From the time I woke up in the morning to my final 41-43 minutes before bed, I saw everything through the LOST lens. When forced away from my computer by haircuts or doctor’s appointments, (obligations made before LOST which, in retrospect, should have been cancelled), I listened in on stranger’s conversations, perking up every time I heard someone say “brother” or “Echo.” I cringed when only lanes four and eight were illuminated at the grocery store, afraid that I would witness the imminent destruction of the world.
At the airport, I dissected my fellow passengers, and grafted them onto their LOST look-alikes. As a result of this mind game, I found myself believing that I was sandwiched between Sawyer and Rose. For the first time on the flight, I listened to the safety monologues and planned my escape from the nearest exit row — just in case we crashed on an island somewhere between Dallas and Chicago.
I knew I’d gone insane when I contemplated asking the stewardess to hold off on passing out drinks (so we could keep them as reserves for when we plummeted into Lake Michigan). When I tried to fashion a bow and arrow out of my floss, bookmark, and highlighter, I decided to seek help from my id. Slowly, I rewound my three weeks of vacation, peeling away the veneer of LOST that had scared me away from Tom Thumb, and had convinced me that the dry cleaner was coning me for my non-existent trust fund. I saw my window and aisle buddies morph back into their real selves, both apparently fascinated by SkyMall and both perfectly relaxed, sure that we would land in our desired destination. So confident was the former Sawyer that he registered himself for an audio-recording key chain. I finally broke free of the LOST curse that had distorted every human interaction that I had over break, and realized that I was insane.
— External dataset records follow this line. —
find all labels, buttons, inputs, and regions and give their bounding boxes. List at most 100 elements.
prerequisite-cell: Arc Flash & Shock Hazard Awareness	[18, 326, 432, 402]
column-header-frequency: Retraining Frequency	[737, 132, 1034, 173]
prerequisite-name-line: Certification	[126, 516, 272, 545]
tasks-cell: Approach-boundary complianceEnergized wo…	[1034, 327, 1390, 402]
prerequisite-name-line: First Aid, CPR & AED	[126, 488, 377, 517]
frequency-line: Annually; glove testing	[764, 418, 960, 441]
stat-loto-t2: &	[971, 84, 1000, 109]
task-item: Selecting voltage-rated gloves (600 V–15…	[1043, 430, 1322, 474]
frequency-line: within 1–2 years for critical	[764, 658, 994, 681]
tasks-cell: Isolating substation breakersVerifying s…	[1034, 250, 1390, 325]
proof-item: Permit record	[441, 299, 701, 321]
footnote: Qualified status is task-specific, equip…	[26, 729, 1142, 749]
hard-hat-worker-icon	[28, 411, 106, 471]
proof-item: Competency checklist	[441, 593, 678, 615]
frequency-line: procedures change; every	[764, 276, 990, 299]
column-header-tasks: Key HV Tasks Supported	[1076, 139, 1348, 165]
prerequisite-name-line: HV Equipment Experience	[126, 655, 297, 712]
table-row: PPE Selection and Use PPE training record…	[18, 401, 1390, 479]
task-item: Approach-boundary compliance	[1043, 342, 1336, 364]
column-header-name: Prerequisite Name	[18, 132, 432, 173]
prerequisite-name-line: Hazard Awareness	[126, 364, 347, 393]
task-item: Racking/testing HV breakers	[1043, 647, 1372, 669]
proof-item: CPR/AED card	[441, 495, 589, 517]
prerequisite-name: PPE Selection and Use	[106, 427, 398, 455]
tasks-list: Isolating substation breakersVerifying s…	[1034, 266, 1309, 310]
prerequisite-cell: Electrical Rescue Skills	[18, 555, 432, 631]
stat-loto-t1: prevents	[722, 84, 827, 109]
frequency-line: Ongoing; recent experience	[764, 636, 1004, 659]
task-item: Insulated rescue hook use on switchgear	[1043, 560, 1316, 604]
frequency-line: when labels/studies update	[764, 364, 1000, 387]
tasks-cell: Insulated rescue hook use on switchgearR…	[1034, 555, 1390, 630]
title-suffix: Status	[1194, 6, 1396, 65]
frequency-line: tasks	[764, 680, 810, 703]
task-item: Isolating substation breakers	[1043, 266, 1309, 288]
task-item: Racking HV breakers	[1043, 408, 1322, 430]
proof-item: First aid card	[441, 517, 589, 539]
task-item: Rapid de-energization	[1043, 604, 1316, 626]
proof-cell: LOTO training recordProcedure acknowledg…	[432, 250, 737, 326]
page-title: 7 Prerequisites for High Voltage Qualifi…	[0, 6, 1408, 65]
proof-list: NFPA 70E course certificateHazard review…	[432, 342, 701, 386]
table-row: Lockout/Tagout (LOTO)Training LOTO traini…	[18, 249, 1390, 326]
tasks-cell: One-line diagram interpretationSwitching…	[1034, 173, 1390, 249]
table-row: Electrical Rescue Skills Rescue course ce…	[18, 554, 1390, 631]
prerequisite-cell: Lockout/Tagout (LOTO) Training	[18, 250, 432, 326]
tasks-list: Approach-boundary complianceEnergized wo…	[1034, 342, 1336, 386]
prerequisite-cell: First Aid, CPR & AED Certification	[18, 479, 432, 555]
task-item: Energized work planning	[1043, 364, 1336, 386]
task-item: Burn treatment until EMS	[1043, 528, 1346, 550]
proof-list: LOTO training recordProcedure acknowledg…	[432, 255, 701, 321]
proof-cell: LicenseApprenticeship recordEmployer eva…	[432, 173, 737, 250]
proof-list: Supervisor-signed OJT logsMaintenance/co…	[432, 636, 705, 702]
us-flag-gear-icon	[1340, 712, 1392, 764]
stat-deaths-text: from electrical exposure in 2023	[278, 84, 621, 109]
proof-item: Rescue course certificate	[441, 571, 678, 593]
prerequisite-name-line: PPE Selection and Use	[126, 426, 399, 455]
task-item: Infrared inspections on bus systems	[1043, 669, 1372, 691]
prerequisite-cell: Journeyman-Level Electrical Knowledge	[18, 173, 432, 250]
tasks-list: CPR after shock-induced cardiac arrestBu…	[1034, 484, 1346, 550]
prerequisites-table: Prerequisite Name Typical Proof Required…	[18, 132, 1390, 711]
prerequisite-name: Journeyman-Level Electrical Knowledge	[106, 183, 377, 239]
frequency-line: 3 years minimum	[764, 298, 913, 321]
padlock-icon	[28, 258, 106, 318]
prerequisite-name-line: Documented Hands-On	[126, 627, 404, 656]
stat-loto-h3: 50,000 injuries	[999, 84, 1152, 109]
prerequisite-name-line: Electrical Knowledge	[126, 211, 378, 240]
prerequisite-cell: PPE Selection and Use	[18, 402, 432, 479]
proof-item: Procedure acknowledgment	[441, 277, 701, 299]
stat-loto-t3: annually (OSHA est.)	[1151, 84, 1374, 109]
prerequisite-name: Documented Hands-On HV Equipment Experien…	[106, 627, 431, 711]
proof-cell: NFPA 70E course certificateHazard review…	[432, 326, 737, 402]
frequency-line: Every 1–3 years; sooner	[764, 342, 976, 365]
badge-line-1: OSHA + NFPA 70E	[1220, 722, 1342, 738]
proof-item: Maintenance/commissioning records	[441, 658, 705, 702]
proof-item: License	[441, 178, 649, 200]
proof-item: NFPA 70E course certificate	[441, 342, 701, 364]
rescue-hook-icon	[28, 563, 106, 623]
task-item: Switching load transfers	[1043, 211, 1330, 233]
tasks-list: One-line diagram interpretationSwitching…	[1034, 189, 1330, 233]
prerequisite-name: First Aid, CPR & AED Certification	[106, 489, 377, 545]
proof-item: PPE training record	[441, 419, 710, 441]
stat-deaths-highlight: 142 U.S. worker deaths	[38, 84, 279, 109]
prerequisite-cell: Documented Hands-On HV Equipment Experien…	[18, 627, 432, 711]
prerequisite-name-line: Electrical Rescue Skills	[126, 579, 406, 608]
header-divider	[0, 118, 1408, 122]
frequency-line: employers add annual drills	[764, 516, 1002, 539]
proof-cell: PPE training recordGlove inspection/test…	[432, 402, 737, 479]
After two hours of this mental cleansing, I finally regained human qualities just in time for our touchdown in Chicago. I resolved to ween myself off of the mind-warp that is LOST, and since returning to Northwestern, have limited my viewing to one episode a day. While my rehabilitation efforts have helped me escape the LOST lens, traces remain; as I walked to class this morning, I found myself tracking footprints in the snow, attempting to decipher the divergent paths of Uggs and Converse soles. Perhaps there was a booby trap waiting for me on the remote path by the observatory? Or maybe the tracks would lead me to an underground hatch containing university stockpiles and psychological experiments? Obviously, I have a ways to go before returning to normalcy. But starting in February 2 at 7:00 p.m. (pending Obama’s State of the Union address schedule), LOST comes back on the air, and hopefully, everyone else will finally understand the agonizing addiction that has plagued me for the past 21 days.